For Brunton, there’s a tension between what libraries have space for and what is useful. “It’s easy to let nostalgia get in the way,” he said. Cards do, after all, take up space and wear out. On the other hand, “Libraries are guardians of the cultural memory.”
At the LOC, the staff are taking a cautious approach. Off-site at its Fort Meade facility, an almost identical catalogue is housed in an environmentally optimized space, with barcodes on boxes. These cards were once kept in a staff area at the library, and many are peppered with handwritten notes. Now, researchers can ask staff to retrieve the cards.

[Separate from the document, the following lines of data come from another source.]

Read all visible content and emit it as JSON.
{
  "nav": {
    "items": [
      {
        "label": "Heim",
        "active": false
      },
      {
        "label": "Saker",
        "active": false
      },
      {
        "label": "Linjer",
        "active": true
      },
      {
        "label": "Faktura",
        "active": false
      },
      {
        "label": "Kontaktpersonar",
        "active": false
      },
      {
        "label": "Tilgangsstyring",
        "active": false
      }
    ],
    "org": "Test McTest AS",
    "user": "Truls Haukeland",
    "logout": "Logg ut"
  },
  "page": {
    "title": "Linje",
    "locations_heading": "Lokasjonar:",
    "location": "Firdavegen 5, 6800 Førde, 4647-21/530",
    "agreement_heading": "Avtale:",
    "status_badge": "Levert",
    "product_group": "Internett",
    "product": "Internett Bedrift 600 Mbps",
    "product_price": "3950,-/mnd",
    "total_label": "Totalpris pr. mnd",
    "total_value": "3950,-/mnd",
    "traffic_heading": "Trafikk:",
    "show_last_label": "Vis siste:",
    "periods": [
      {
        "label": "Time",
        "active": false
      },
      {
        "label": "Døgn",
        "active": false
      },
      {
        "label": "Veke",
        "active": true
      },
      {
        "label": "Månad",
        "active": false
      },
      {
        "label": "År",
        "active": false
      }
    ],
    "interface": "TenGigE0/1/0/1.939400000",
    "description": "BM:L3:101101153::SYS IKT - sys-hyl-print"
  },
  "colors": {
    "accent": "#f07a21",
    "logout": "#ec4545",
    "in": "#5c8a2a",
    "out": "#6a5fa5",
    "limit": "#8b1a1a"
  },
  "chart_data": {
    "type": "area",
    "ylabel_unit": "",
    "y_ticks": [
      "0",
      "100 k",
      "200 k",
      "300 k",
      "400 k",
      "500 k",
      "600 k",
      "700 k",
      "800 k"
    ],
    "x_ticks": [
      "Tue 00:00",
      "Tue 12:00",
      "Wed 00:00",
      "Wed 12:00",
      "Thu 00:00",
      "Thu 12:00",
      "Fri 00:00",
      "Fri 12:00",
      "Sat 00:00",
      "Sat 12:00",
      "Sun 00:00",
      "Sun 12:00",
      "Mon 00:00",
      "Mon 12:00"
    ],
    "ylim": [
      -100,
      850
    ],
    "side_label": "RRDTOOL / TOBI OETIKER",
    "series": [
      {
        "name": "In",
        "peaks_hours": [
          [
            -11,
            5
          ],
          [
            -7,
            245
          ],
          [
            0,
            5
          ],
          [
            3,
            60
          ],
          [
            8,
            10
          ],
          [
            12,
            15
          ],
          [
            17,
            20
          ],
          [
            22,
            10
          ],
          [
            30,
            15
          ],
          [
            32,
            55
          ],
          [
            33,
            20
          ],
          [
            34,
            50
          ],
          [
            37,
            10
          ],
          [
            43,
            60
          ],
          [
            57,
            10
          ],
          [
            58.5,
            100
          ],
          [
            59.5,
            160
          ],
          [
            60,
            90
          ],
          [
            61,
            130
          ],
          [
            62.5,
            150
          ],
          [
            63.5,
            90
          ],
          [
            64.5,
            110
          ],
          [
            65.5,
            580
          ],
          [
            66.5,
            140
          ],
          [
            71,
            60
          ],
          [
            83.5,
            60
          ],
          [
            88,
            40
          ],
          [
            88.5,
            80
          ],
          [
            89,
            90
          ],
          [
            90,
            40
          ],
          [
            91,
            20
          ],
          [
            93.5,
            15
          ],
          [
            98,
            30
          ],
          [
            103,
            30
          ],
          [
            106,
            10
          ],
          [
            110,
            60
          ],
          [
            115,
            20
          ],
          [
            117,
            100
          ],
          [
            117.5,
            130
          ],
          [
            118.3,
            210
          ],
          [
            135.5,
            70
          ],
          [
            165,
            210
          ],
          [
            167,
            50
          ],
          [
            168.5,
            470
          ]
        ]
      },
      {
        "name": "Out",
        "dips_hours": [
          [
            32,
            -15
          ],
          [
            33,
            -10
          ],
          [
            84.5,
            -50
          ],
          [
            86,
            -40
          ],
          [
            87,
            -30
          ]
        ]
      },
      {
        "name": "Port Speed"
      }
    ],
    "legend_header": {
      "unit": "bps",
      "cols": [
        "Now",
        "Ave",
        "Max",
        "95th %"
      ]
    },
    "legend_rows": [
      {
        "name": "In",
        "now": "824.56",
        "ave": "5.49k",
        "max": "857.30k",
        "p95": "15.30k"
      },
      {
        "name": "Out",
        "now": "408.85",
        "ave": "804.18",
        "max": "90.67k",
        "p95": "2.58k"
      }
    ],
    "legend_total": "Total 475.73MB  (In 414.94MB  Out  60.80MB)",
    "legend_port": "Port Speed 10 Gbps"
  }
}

Meanwhile, in Belgium, the physical card catalogue at the KU Leuven Libraries has been superseded by a digital catalogue. The old cards are now stored in their original boxes at their historical building, the university library, in a stack room accessible only to staff. There are over one hundred of these cabinets, each with eight rows of two drawers, the majority of which contain cards for titles organized by author (or title for anonymous items), while others are specific to subjects, periodicals, newspapers, and acquisitions.
On rare occasions, curators examine the cards of early-printed books, which are not all plugged into the electronic catalogue. Beyond this, the libraries’ representatives state that there are some keywords on the cards that have not made it to the electronic catalogue—this was the main reason they decided to preserve the cards rather than dispose of them, and it could offer an interesting area for research.